I cry a lot! I'm sitting here now just sobbing. I can barely talk. I hate to go downstairs because my husband is going to flip out over me crying. I can't breathe. It hurts so bad today. I keep thinking about my little baby. Great, my eyes are going to be so swollen tomorrow. I need a break. I get in panic mode and I feel like I have to get out. I can't stand this. I can't deal with my birthday next week or the holidays. I hate my stomach. It should be big now. I hit myself sometimes because I get mad. I sometimes want to stab my stomach with a knife. It's very scary. I getting frightened by those thoughts. Why did my baby die? Why are all these other people having babies and I am not??? It's crap!! I am miserable.
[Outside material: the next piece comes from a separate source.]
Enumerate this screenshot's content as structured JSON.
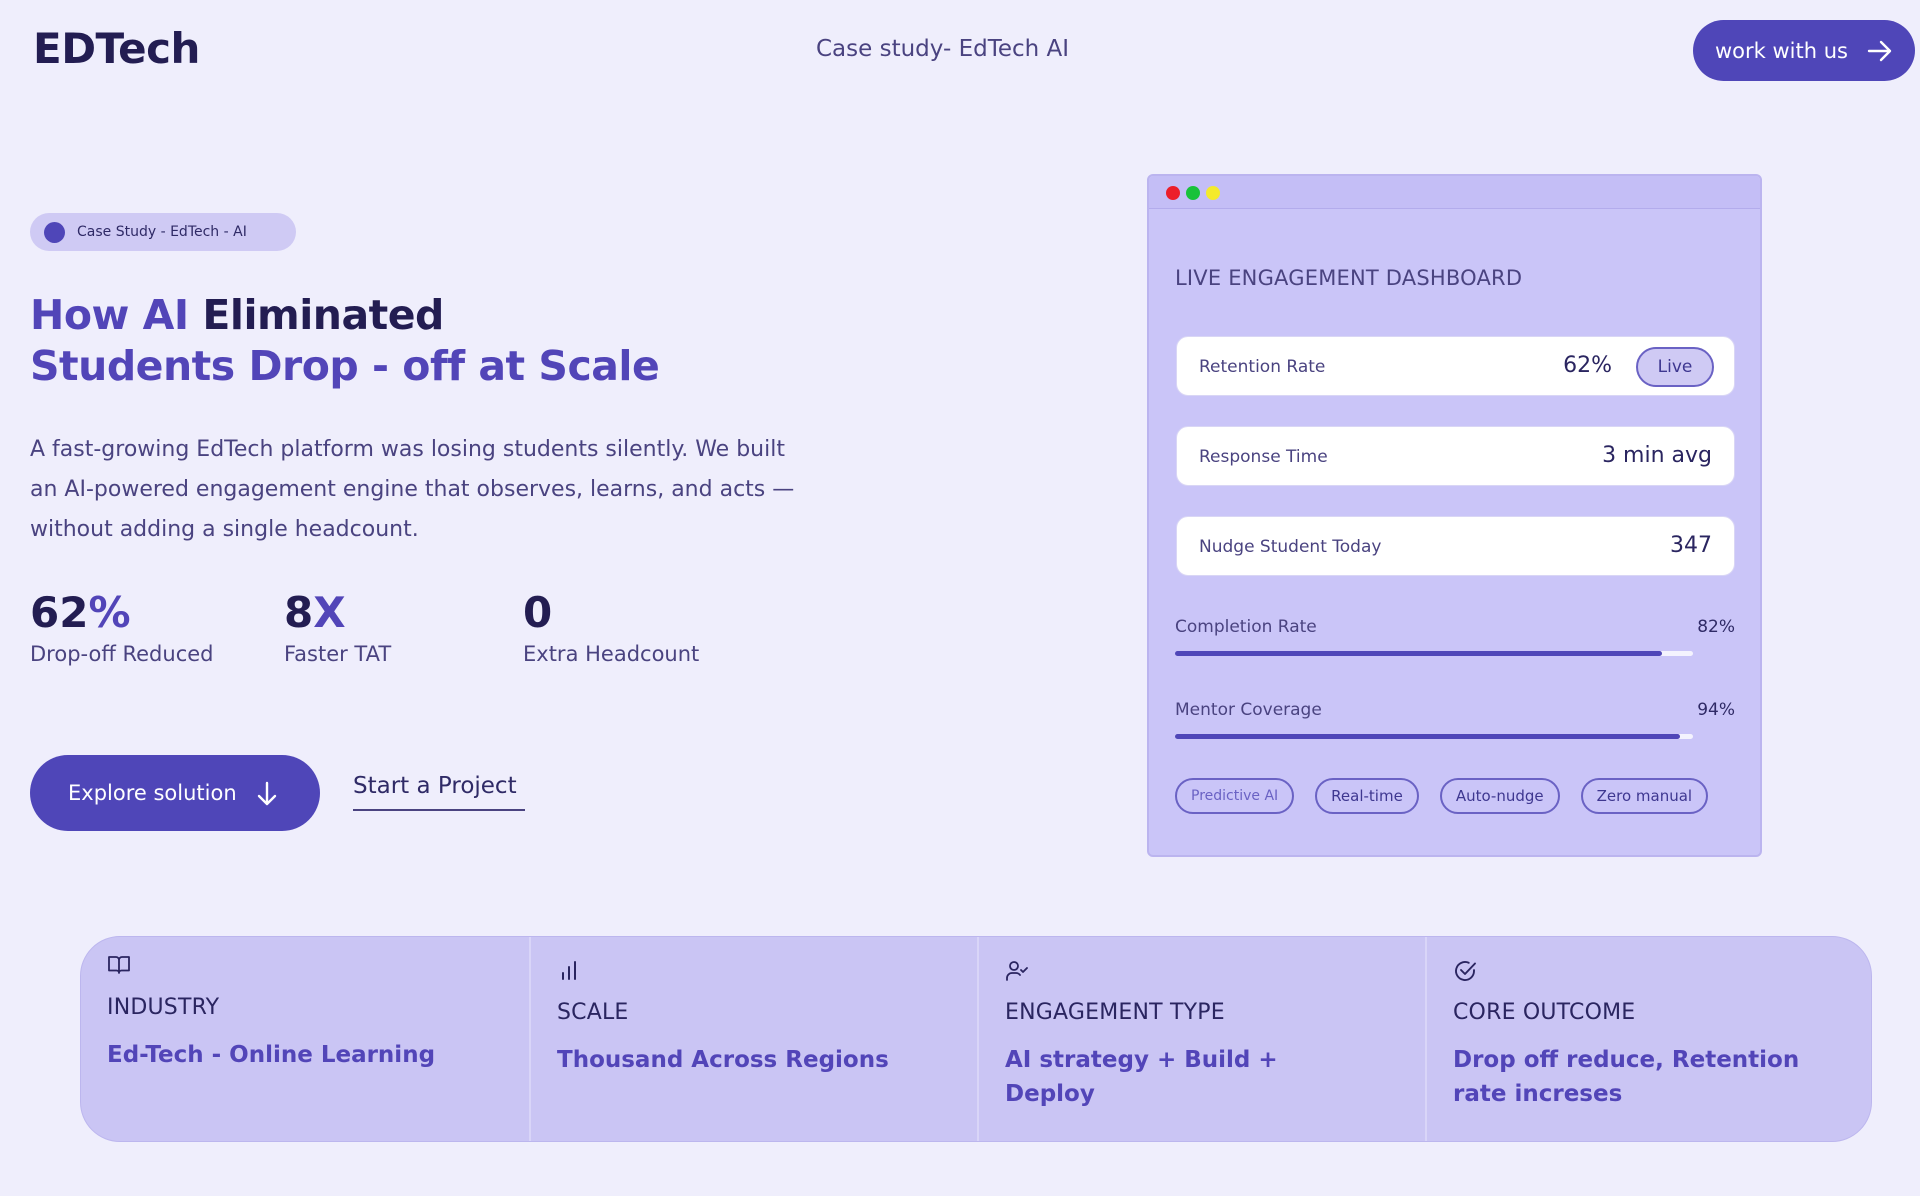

I'm alone. Nobody cares and nobody calls to check on me. They are so involved in their own lives and other grandkids. Excuse me....you have another one in heaven. I hope to give all the grandparents names in the sand framed pictures for Christmas. Seriously that's all they are getting. I hate fucking Christmas. Your grandchild is dead, Merry Christmas.

Monday, November 1, 2010

Wow November 1 already!


Life goes by so quickly. I like it sometimes but sometimes I don't. I wish I could go back in time. Anyone else ever wish this? I would change so many things. I wonder what my baby is doing in heaven? Probably fishing with my grandparents.